Quali effetti ha prodotto la pandemia sul mondo delle Granfondo?
«Ha creato non pochi problemi, ovviamente. I costi sono aumentati e le spese per i partecipanti sono sempre più difficili da affrontare. Non parlo della quota di iscrizione, che pure in certi casi è a mio parere troppo alta, ma del contorno: autostrade, benzina, alberghi, se un amatore vuole portarsi dietro anche solo la moglie spende 400-500 euro. Per cui oggi molti selezionano le Granfondo a cui vogliono partecipare e fanno solo quelle, quindi vanno avanti solo gli eventi organizzati meglio, in modo corretto e sicuro. Ci tengo a dire una cosa, però…»
Prego.
«Ho l’impressione che il nostro settore stia iniziando a riprendersi. Stiamo tornando a fare buoni numeri, anche se ovviamente imparagonabili a quelli di 15-20 anni fa. Prendiamo la GF Laigueglia: nei primi anni 2000 arrivavamo anche a 3500 partecipanti, poi sono progressivamente calati e la pandemia ha rischiato di cancellare questa Granfondo completamente. Ma quest’anno le iscrizioni sono di nuovo in crescita, manca ancora un mese e abbiamo già superato i 1000 iscritti, l’obiettivo a questo punto è raggiungere quota 1500-1600. Mi auguro che questa nuova tendenza si confermi sempre di più, e perché questo avvenga è necessario innanzitutto continuare a lavorare bene. I costi sono molto alti, si parla di 80000-90000 euro solo per organizzare la GF Laigueglia, e gli sponsor sono sempre meno, perché le aziende sono a loro volta in grande difficoltà. Ma bisogna rimboccarsi le maniche: chi la dura la vince».

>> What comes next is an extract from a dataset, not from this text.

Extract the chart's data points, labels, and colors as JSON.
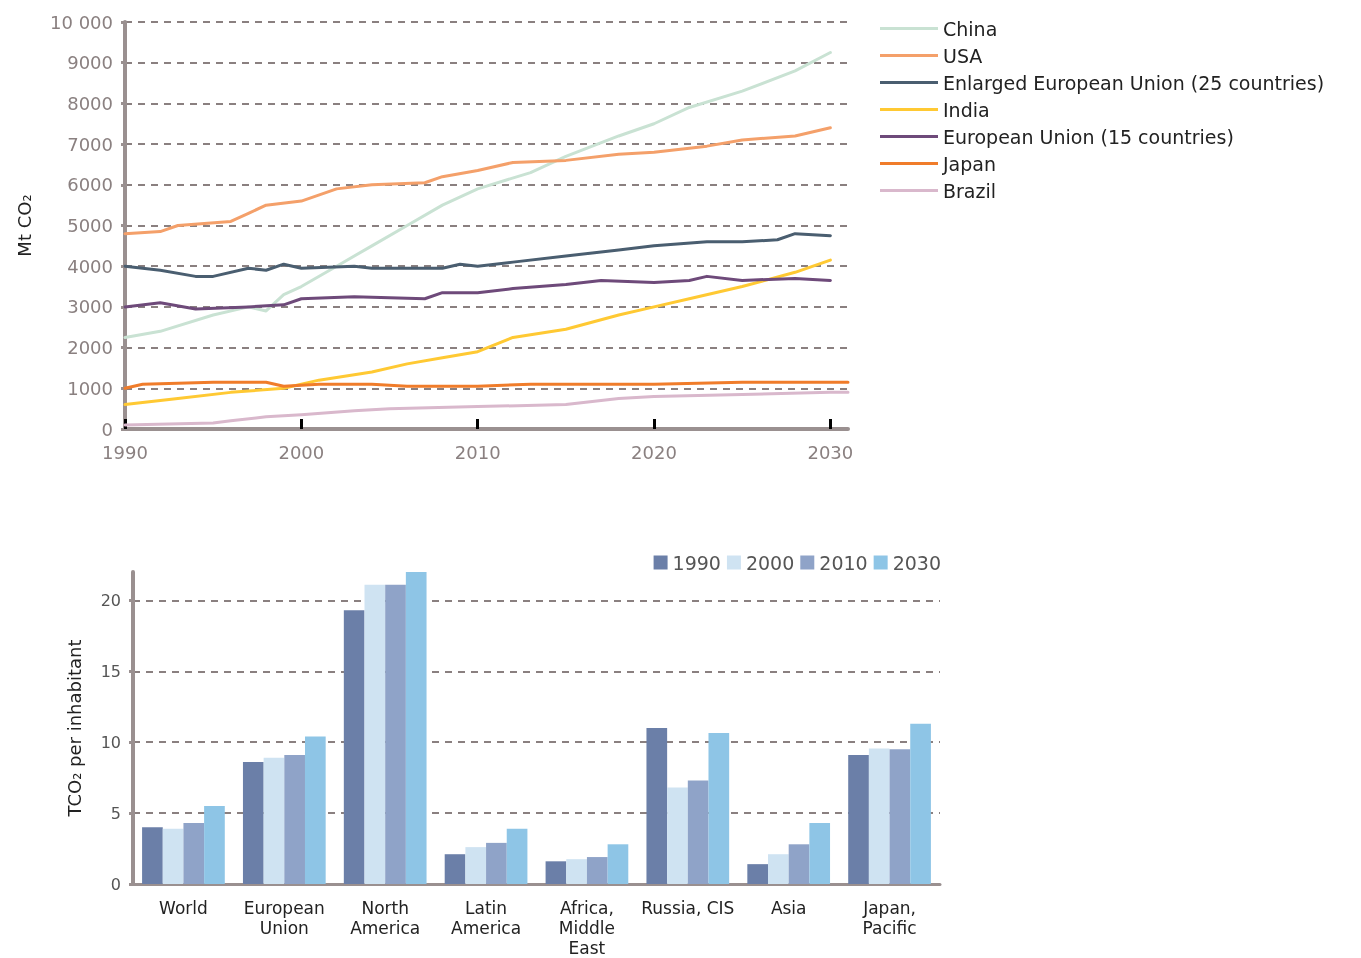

E la passione, sicuramente, non manca…
«Non manca mai, non mi ha mai abbandonato, nonostante gravi problemi familiari che ho avuto l’anno scorso. Avevo addirittura pensato di smettere, ma i miei figli mi hanno convinto a continuare e li devo ringraziare, perché mi diverto ancora tanto. È bellissimo anche vedere la stima, l’affetto e la riconoscenza dei partecipanti alle gare, che ormai mi conoscono da tanti anni».
Tra le quattro Granfondo organizzate dal GS Alpi, ce n’è una a cui tiene particolarmente?
«Sono come quattro figlie per me. Se devo sceglierne una, forse dico quella di casa, la GF Gavia e Mortirolo. L’ho costruita da zero 20 anni fa dedicandola a Marco Pantani che era mancato qualche mese prima, passa proprio sotto casa mia e quindi ci sono particolarmente legato. Inoltre, prevede nel percorso salite che hanno scritto la storia del ciclismo mondiale. Ma rispondendo così non vorrei fare un torto alle altre tre. Come dicevo prima, per me sono quattro figlie: come faccio a sceglierne una?».